In Spain, the growing crisis — debt, austerity and joblessness — has prompted more people to vote with their feet. In the first six months of 2012, emigration from Spain is up more than 44 percent from the same period last year.
The Spanish government denies it, but the "brain drain" has become something of a flood with more and more educated, skilled Spaniards moving abroad.
Neurobiologist Elisa Cuevas Garcia from Madrid sips an iced espresso on a hot afternoon at an outdoor cafe in Berlin. She works researching a gene that one day might help treat central nervous system disorders, including spina bifida.
The Spanish government subsidized her training, but she left Spain a few years ago for a research post in Berlin where she's finishing up her Ph.D. The 27-year-old says nearly every one of her friends in the sciences has left for work abroad.
"We are all away — New York, Chicago, Glasgow, Edinburgh, Germany," she says. "But just one friend ... is still working on a lab in Spain, and I'm really worried about him."
More than 53 percent of those under 25 years of age in Spain are jobless, and overall a quarter of Spaniards are unemployed. That's the highest jobless level since Spain began keeping records.
Cuevas Garcia says when the economic crisis began, she thought maybe it'll be good to be away for a little while, let things improve, and then come back home with new work experience. But now, she says, returning home is simply not an option.
Spain's education minister, Jose Ignacio Wert, denies there's a brain drain. He notes that his government's emigration data show little information about education levels and other key details. Besides, he says, it's a global economy — people move around.
But Cuevas Garcia says the minister is dangerously misguided: Spain's talented young people are not just leaving as part of a globalized workforce. The crisis is forcing them away in droves, and she worries the damage will be long-term.
"It's a brain drain, and they keep denying it. ... It's reality. Let's say tomorrow you wake up, everything back to normal, crisis over — the damage already done is going to be really difficult to make up for," she says. "This makes me feel sad and frustrated because I know it's not a matter of time any more, it's a matter of generations. And you don't know how many."
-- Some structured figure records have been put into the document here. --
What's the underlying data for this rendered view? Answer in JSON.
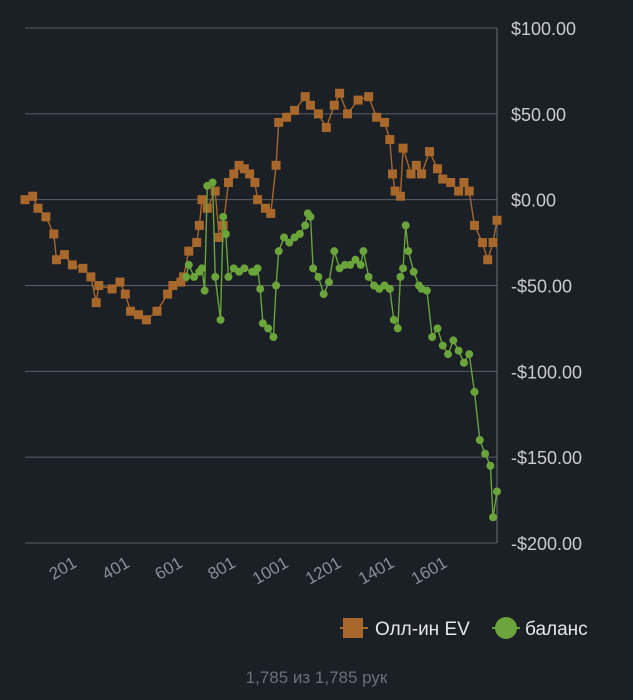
{
  "chart_data": {
    "type": "line",
    "xlim": [
      1,
      1785
    ],
    "ylim": [
      -200,
      100
    ],
    "x_ticks": [
      201,
      401,
      601,
      801,
      1001,
      1201,
      1401,
      1601
    ],
    "y_ticks": [
      100,
      50,
      0,
      -50,
      -100,
      -150,
      -200
    ],
    "y_tick_labels": [
      "$100.00",
      "$50.00",
      "$0.00",
      "-$50.00",
      "-$100.00",
      "-$150.00",
      "-$200.00"
    ],
    "grid": true,
    "legend_position": "bottom-right",
    "series": [
      {
        "name": "Олл-ин EV",
        "color": "#a8672b",
        "marker": "square",
        "points": [
          [
            1,
            0
          ],
          [
            30,
            2
          ],
          [
            50,
            -5
          ],
          [
            80,
            -10
          ],
          [
            110,
            -20
          ],
          [
            120,
            -35
          ],
          [
            150,
            -32
          ],
          [
            180,
            -38
          ],
          [
            220,
            -40
          ],
          [
            250,
            -45
          ],
          [
            270,
            -60
          ],
          [
            280,
            -50
          ],
          [
            330,
            -52
          ],
          [
            360,
            -48
          ],
          [
            380,
            -55
          ],
          [
            400,
            -65
          ],
          [
            430,
            -67
          ],
          [
            460,
            -70
          ],
          [
            500,
            -65
          ],
          [
            540,
            -55
          ],
          [
            560,
            -50
          ],
          [
            590,
            -48
          ],
          [
            600,
            -45
          ],
          [
            620,
            -30
          ],
          [
            650,
            -25
          ],
          [
            660,
            -15
          ],
          [
            670,
            0
          ],
          [
            690,
            -5
          ],
          [
            720,
            5
          ],
          [
            735,
            -22
          ],
          [
            750,
            -15
          ],
          [
            770,
            10
          ],
          [
            790,
            15
          ],
          [
            810,
            20
          ],
          [
            830,
            18
          ],
          [
            850,
            15
          ],
          [
            870,
            10
          ],
          [
            880,
            0
          ],
          [
            910,
            -5
          ],
          [
            930,
            -8
          ],
          [
            950,
            20
          ],
          [
            960,
            45
          ],
          [
            990,
            48
          ],
          [
            1020,
            52
          ],
          [
            1060,
            60
          ],
          [
            1080,
            55
          ],
          [
            1110,
            50
          ],
          [
            1140,
            42
          ],
          [
            1170,
            55
          ],
          [
            1190,
            62
          ],
          [
            1220,
            50
          ],
          [
            1260,
            58
          ],
          [
            1300,
            60
          ],
          [
            1330,
            48
          ],
          [
            1360,
            45
          ],
          [
            1380,
            35
          ],
          [
            1390,
            15
          ],
          [
            1400,
            5
          ],
          [
            1420,
            2
          ],
          [
            1430,
            30
          ],
          [
            1460,
            15
          ],
          [
            1480,
            20
          ],
          [
            1500,
            15
          ],
          [
            1530,
            28
          ],
          [
            1560,
            18
          ],
          [
            1580,
            12
          ],
          [
            1610,
            10
          ],
          [
            1640,
            5
          ],
          [
            1660,
            10
          ],
          [
            1680,
            5
          ],
          [
            1700,
            -15
          ],
          [
            1730,
            -25
          ],
          [
            1750,
            -35
          ],
          [
            1770,
            -25
          ],
          [
            1785,
            -12
          ]
        ]
      },
      {
        "name": "баланс",
        "color": "#6aa43a",
        "marker": "circle",
        "points": [
          [
            610,
            -45
          ],
          [
            620,
            -38
          ],
          [
            640,
            -45
          ],
          [
            660,
            -42
          ],
          [
            670,
            -40
          ],
          [
            680,
            -53
          ],
          [
            690,
            8
          ],
          [
            710,
            10
          ],
          [
            720,
            -45
          ],
          [
            740,
            -70
          ],
          [
            750,
            -10
          ],
          [
            760,
            -20
          ],
          [
            770,
            -45
          ],
          [
            790,
            -40
          ],
          [
            810,
            -42
          ],
          [
            830,
            -40
          ],
          [
            860,
            -42
          ],
          [
            870,
            -42
          ],
          [
            880,
            -40
          ],
          [
            890,
            -52
          ],
          [
            900,
            -72
          ],
          [
            920,
            -75
          ],
          [
            940,
            -80
          ],
          [
            950,
            -50
          ],
          [
            960,
            -30
          ],
          [
            980,
            -22
          ],
          [
            1000,
            -25
          ],
          [
            1020,
            -22
          ],
          [
            1040,
            -20
          ],
          [
            1060,
            -15
          ],
          [
            1070,
            -8
          ],
          [
            1080,
            -10
          ],
          [
            1090,
            -40
          ],
          [
            1110,
            -45
          ],
          [
            1130,
            -55
          ],
          [
            1150,
            -48
          ],
          [
            1170,
            -30
          ],
          [
            1190,
            -40
          ],
          [
            1210,
            -38
          ],
          [
            1230,
            -38
          ],
          [
            1250,
            -35
          ],
          [
            1270,
            -38
          ],
          [
            1280,
            -30
          ],
          [
            1300,
            -45
          ],
          [
            1320,
            -50
          ],
          [
            1340,
            -52
          ],
          [
            1360,
            -50
          ],
          [
            1380,
            -52
          ],
          [
            1395,
            -70
          ],
          [
            1410,
            -75
          ],
          [
            1420,
            -45
          ],
          [
            1430,
            -40
          ],
          [
            1440,
            -15
          ],
          [
            1450,
            -30
          ],
          [
            1470,
            -42
          ],
          [
            1490,
            -50
          ],
          [
            1500,
            -52
          ],
          [
            1520,
            -53
          ],
          [
            1540,
            -80
          ],
          [
            1560,
            -75
          ],
          [
            1580,
            -85
          ],
          [
            1600,
            -90
          ],
          [
            1620,
            -82
          ],
          [
            1640,
            -88
          ],
          [
            1660,
            -95
          ],
          [
            1680,
            -90
          ],
          [
            1700,
            -112
          ],
          [
            1720,
            -140
          ],
          [
            1740,
            -148
          ],
          [
            1760,
            -155
          ],
          [
            1770,
            -185
          ],
          [
            1785,
            -170
          ]
        ]
      }
    ]
  },
  "footer": {
    "text": "1,785 из 1,785 рук"
  }
}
Top European destinations for departing Spaniards are the UK, France and Germany. Language programs in both Spain and Germany report a steep rise in the number of Spaniards taking German classes. Government statistics show Germany's population this year increased for the first time in a decade, largely because of increased immigration.
There are language and culture challenges, but Cuevas Garcia says it's been worth it. Going back home to Spain for holidays, she sits next to cousins who are waiting for jobs that never come and gets approving nods from older relatives who understand she did what she had to.
"I'm not just paid for my job, I'm doing what I studied for," she says. "It's a privilege taking in account the current situation. So you really have this look from the elders saying, 'Wow, good for you.'"
She's doing a lot better than many young Spaniards, but she's still angry. She went to an anti-austerity demonstration recently at the Spanish Embassy in Berlin.
Spanish banks and home owners are in deep trouble, in large part because of a real estate bubble that burst. Cuevas Garcia says she's angry at her government for inaction during boom times, at banks for unbridled greed, and at fellow citizens who were apathetic as long as the housing prices kept going up.
"I remember hearing that my whole life: 'Just get some job, and just get into a mortgage, and if you don't want to live there anymore, you just sell it. It will always go up,' " she says. "And suddenly it didn't. It was like the base of all our beliefs, and suddenly that was not true anymore."
When she finishes her doctorate, she says she and her boyfriend — also a Spanish scientist living in Germany — are hoping to move to the U.S. Cuevas Garcia is resigned to what you might call "economic exile" — a long, long period away from home.
"I don't know if this second time I will start really noticing that I don't know where I belong anymore and that you really feel you are away," she says. "If I ever have kids, I don't know if they'll ever be able to go back to Spain the way I knew it. It will be very, very different."